The most common factors that cause increased snoring are:
- Sleeping on your back. In this position gravity pulls the jaw and tongue down and back. This causes the mouth to open and the tongue to drop back into the airway, and leads to narrowing of the air passage. Sixty percent of all snorers will snore only or most often while sleeping on their back.
- Sleeping on your back.Difficulty with nasal breathing. Breathing through the nose is a more efficient way to bring air into the lungs than mouth breathing. A deviated septum, allergies, pregnancy, or a cold can cause the blood vessels in the nasal area to swell, which can lead to congestion or stuffiness in the nose. This can cause mouth breathing and increased resistance in the air passage.
- Obesity. In overweight individuals, excess fat deposits in the area of the neck and throat cause an increase in the size of the tissues or increased pressure on the tissues that surround the air passage. This leads to narrowing of the airway. Obesity is a major predisposing factor to snoring.
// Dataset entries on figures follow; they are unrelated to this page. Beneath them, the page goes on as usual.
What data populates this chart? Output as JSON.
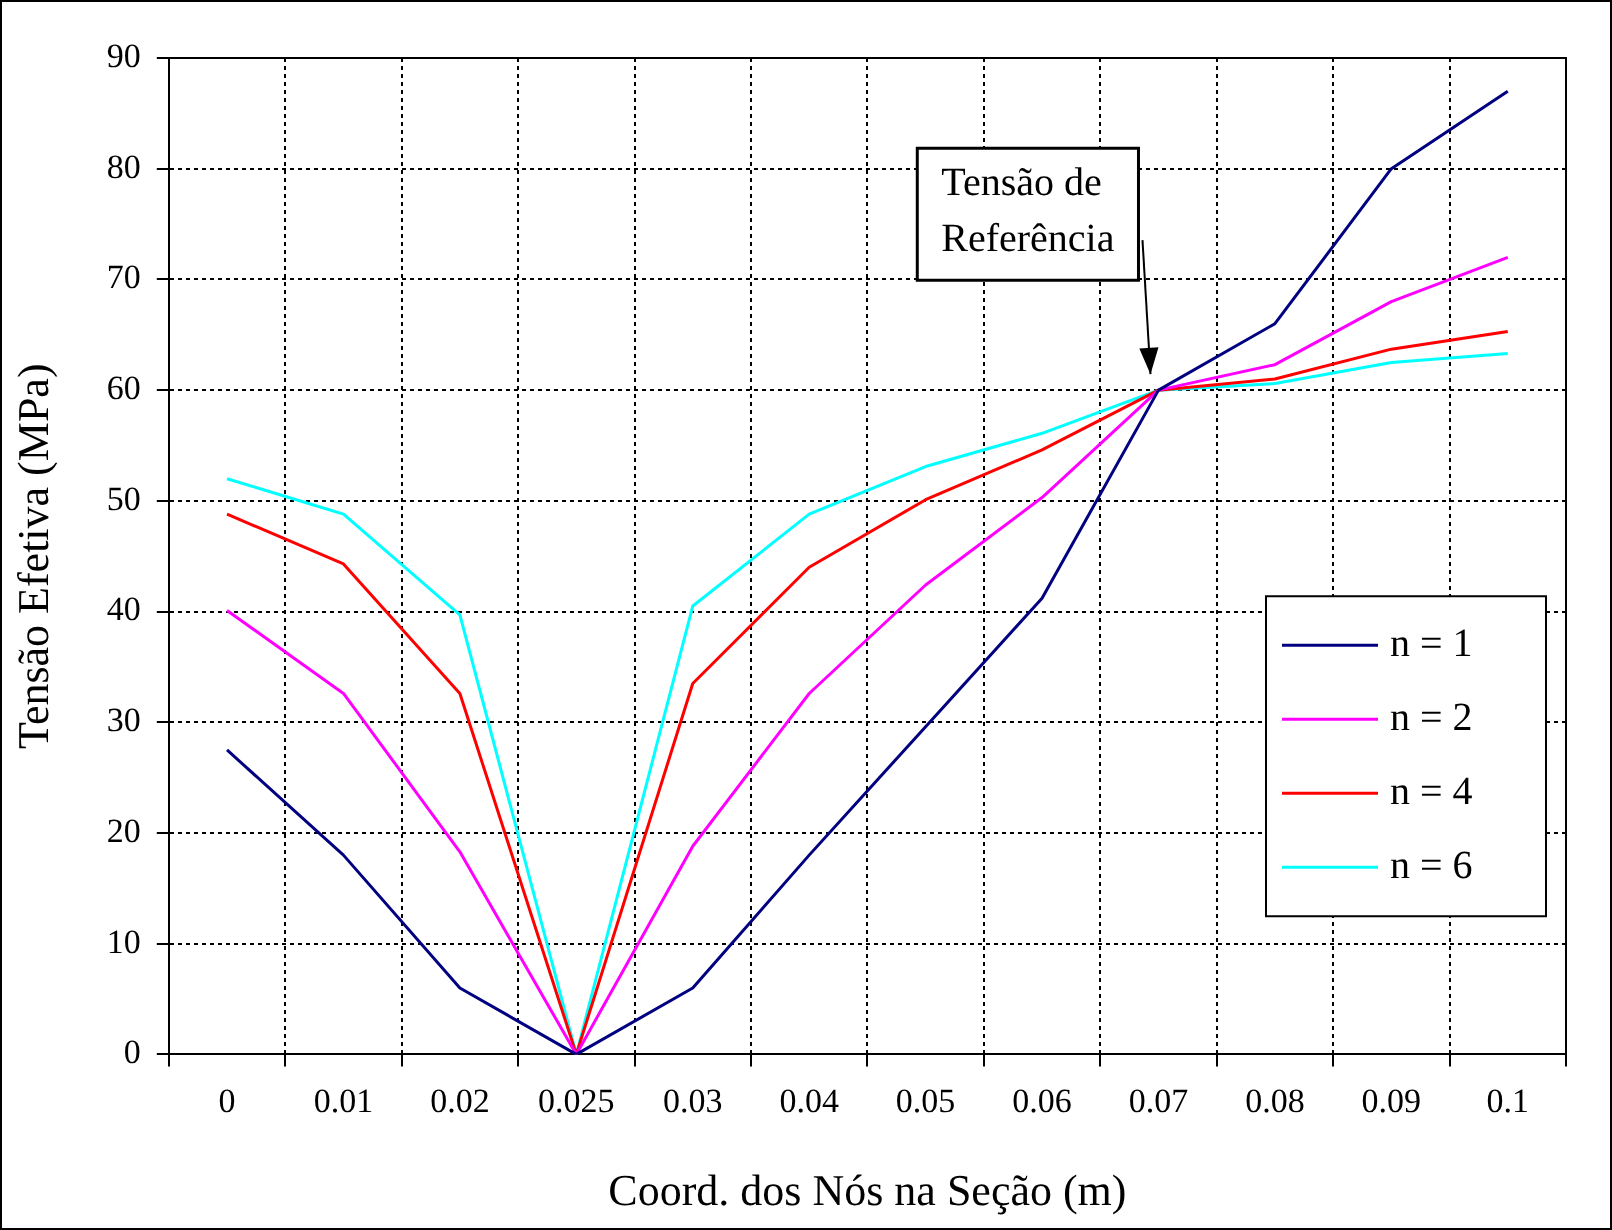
{
  "chart_data": {
    "type": "line",
    "xlabel": "Coord. dos Nós na Seção (m)",
    "ylabel": "Tensão Efetiva (MPa)",
    "categories": [
      "0",
      "0.01",
      "0.02",
      "0.025",
      "0.03",
      "0.04",
      "0.05",
      "0.06",
      "0.07",
      "0.08",
      "0.09",
      "0.1"
    ],
    "series": [
      {
        "name": "n = 1",
        "color": "#000080",
        "values": [
          27.5,
          18,
          6,
          0,
          6,
          18,
          29.6,
          41.2,
          60,
          66,
          80,
          87
        ]
      },
      {
        "name": "n = 2",
        "color": "#ff00ff",
        "values": [
          40.1,
          32.6,
          18.3,
          0,
          18.8,
          32.6,
          42.4,
          50.3,
          60,
          62.3,
          68,
          72
        ]
      },
      {
        "name": "n = 4",
        "color": "#ff0000",
        "values": [
          48.8,
          44.3,
          32.6,
          0,
          33.5,
          44,
          50.1,
          54.6,
          60,
          61,
          63.7,
          65.3
        ]
      },
      {
        "name": "n = 6",
        "color": "#00ffff",
        "values": [
          52,
          48.8,
          39.7,
          0,
          40.5,
          48.8,
          53.1,
          56.1,
          60,
          60.6,
          62.5,
          63.3
        ]
      }
    ],
    "ylim": [
      0,
      90
    ],
    "yticks": [
      0,
      10,
      20,
      30,
      40,
      50,
      60,
      70,
      80,
      90
    ],
    "grid": true,
    "legend": "right",
    "marker": "none",
    "line_style": "solid",
    "annotations": [
      {
        "text": "Tensão de\nReferência",
        "x": "0.07",
        "y": 60
      }
    ]
  }
}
- Enlarged soft tissues in the throat area. Snoring is much more prevalent in people who have a large tongue, long soft palate, large uvula, or large tonsils. When those tissues are enlarged, there can be a decrease in airway space. Enlarged tonsils and adenoids are the primary cause of snoring in children.
- A small lower jaw. People who have a receding chin related to a small lower jaw are more likely to snore because there is less room in the back of the throat for the soft tissues and tongue. This reduction in space decreases the size of the air passage and causes increased snoring.
- Certain medications and alcohol consumption. Some drugs (particularly certain tranquilizers and antihistamines) and alcohol can cause greater relaxation in the soft tissues and muscles in the throat. This can lead to narrowing of the air passage during sleep, which increases the chance of snoring.
- Cigarette smoke and other irritants. These irritants can cause increased nasal congestion and mucous in the throat area, which can lead to increased snoring.